Review:
This inspiring and beautiful step-by-step book is a great reference for your container gardening needs. (Homeplace Happenings)
A comprehensive look at growing plants in pots, from a national expert...Jim Wilson has a down-to-earth approach to planting pots that will give any beginner confidence. (Seattle Post-Intelligencer)
Wilson offers a thoughtfully balanced workbook with a range of information on container gardening that will meet gardeners' needs without straining their attention spans...[T]his slender volume is jammed full of practical information. (Publishers Weekly)
An ideal instruction guide for the novice gardener. (Midwest Book Review)
This book is filled with practical directions on how to coax lush foliage from restricted conditions. Wilson also provides pragmatic tips on selecting and caretaking of plants in various climates. (Foreword Reviews)
Appeared in The Chicago Sun Times.
...Jim Wilson has written this book for us from his vast store of gardening knowledge in a light, entertaining way but based on much practical knowledge. (Joanne S. Carpender National Gardener, Garden Club Of America)
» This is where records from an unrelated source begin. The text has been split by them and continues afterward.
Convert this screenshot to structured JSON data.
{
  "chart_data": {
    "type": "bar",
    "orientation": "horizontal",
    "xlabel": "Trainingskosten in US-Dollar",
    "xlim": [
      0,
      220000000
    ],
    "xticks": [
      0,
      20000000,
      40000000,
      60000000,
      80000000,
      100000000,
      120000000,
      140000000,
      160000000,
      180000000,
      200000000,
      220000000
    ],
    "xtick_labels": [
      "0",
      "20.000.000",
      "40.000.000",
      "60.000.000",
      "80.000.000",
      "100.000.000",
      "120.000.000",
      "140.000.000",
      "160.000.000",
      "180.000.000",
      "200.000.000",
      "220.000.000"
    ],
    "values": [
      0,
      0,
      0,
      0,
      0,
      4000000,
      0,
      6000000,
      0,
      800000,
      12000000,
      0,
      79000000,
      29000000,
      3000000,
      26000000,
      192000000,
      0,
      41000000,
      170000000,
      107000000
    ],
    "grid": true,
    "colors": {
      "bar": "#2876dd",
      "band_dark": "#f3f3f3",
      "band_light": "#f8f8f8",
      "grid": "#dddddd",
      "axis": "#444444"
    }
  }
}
There's information for all skill levels, from beginners who are content to buy planted containers at nurseries to skilled gardeners seeking new cultivars and unusual container forms. (Elizabeth Lee The Atlanta Journal-Constitution)
TV's Victory garden co-host has written a timely book for container gardeners that is modern in its use of today's manufactured soil, advanced cultivars and lightweight hypertufa containers. His tips and techniques have a down-home wisdom that has brought success to millions of hobby gardeners. (Container Gardens)
From Publishers Weekly:
Citing lifestyle trends like "smaller yards, longer commutes, less time for gardening, and a keener appreciation of plants as an artistic medium," Wilson (former host of The Victory Garden on PBS) offers a thoughtfully balanced workbook with a range of information on container gardening that will meet gardeners' needs without straining their attention spans. Far from a coffee-table book, this slender volume is jammed full of practical information, from the proper proportion of plant to pot, to soilless mixes and fertilizers. At the same time, the book, like Wilson's television show, reveals bits of personality. While some gardeners continue to plant geraniums in "retired work boots," he says, his own weakness is Malaysian pottery glazed a delicious cobalt blue and teal, because they "look so good against green foliage." He devotes an entire chapter to "hypertufas," lightweight containers with the durability of concrete and the ability to take on an attractive patina. He even includes a recipe and instructions for creating your own hypertufa trough. The book's second half contains a condensed encyclopedia of container-friendly plants. Organized according to plant habits (such as low growing and trailing, mounded, or tall and slender) and climates, this palette of plants will empower both novice and master gardener to combine flower, foliage, texture and color for contrast or complement. Wilson's personal favorites, abutilon ("set the pots up on posts so you can look up at the dangling blossoms") and the wishbone flower ("a good 'story' flower for children"), are rounded out with lists of container plants preferred by public gardens representing every clime of the U.S. Color photos not seen by PW. (Jan.)